I wonder how much of that BIS / IMF gold is being diverted to China in private sales in order to allow confidence to remain high in the fiat, and to not disrupt the public markets with large price fluctuations. The US banking system has a significant risk exposure to the gold and silver markets through a few of its banks who are leverage short to the hilt.
This same story prompted Max Keiser to write the following in Game Theory and Gold: Countdown to Meltup
"Soon enough, a G20 nation will announce a full or partial gold backed currency forcing every other country to either reply with their own gold backed currency – or equivalence – or risk 100% capital flight."
Reuters
China should cut U.S. Treasury holdings: economist
by Langi Chiang and Alan Wheatley
BEIJING Sun Jul 18, 2010 9:24pm EDT
(Reuters) - China should cut its holdings of U.S. Treasury securities when market demand is strong, a prominent economist said in remarks published on Monday.
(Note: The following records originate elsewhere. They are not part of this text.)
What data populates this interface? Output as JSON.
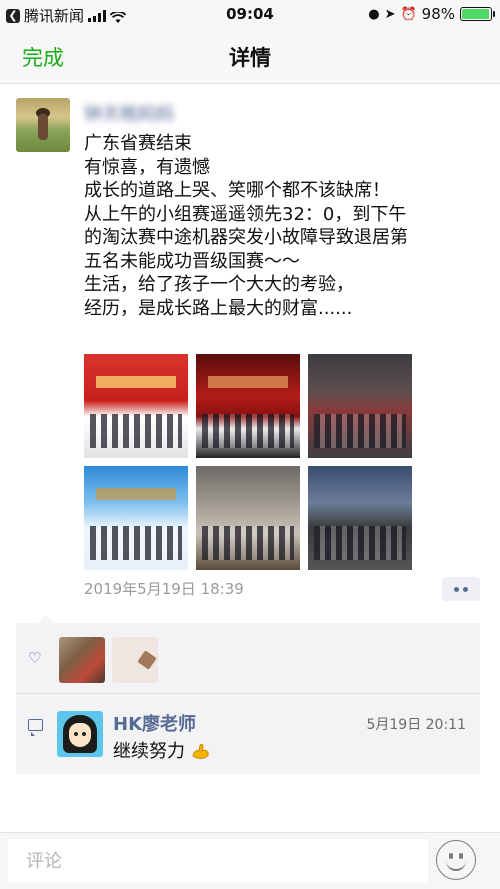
{
  "status_bar": {
    "back_app": "腾讯新闻",
    "time": "09:04",
    "battery": "98%",
    "battery_level": 0.98
  },
  "nav": {
    "done_label": "完成",
    "title": "详情"
  },
  "post": {
    "author": "钟天皓妈妈",
    "lines": [
      "广东省赛结束",
      "有惊喜，有遗憾",
      "成长的道路上哭、笑哪个都不该缺席！",
      "从上午的小组赛遥遥领先32：0，到下午",
      "的淘汰赛中途机器突发小故障导致退居第",
      "五名未能成功晋级国赛～～",
      "生活，给了孩子一个大大的考验，",
      "经历，是成长路上最大的财富......"
    ],
    "photos": [
      "group-photo-stage",
      "award-ceremony-stage",
      "competition-hall",
      "team-with-banner",
      "robot-testing",
      "competition-venue"
    ],
    "timestamp": "2019年5月19日 18:39"
  },
  "likes": {
    "icon": "heart-icon",
    "avatars": [
      "liker-avatar-1",
      "liker-avatar-2"
    ]
  },
  "comments": [
    {
      "name": "HK廖老师",
      "date": "5月19日 20:11",
      "text": "继续努力"
    }
  ],
  "comment_bar": {
    "placeholder": "评论"
  }
}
Beijing reduced its Treasury holdings in May by $32.5 billion to $867.7 billion, but it actually bought a net $3 billion in long-term Treasuries and remained the largest single holder of U.S. government debt, the Treasury reported on Friday.
Yu Yongding, a former academic adviser to the central bank and now a professor with the Chinese Academy of Social Sciences, said Beijing should invest in assets denominated in other currencies as well as other financial instruments and real goods.
"Although assets in other currencies and forms are not an ideal replacement for U.S. Treasury bonds, diversification should be a basic principle," Yu wrote in the China Securities Journal.
"When demand for U.S. Treasury securities is strong, it's a rare opportunity for us to gradually pull back. That way, it will not have a big impact on prices and China will not suffer too much," he said.
Zhang Monan, a researcher with the State Information Center, a think tank under the powerful National Development and Reform Commission, told the paper that China should invest more of its $2.5 trillion of foreign exchange reserves, the world's largest stockpile, in hard assets such as gold.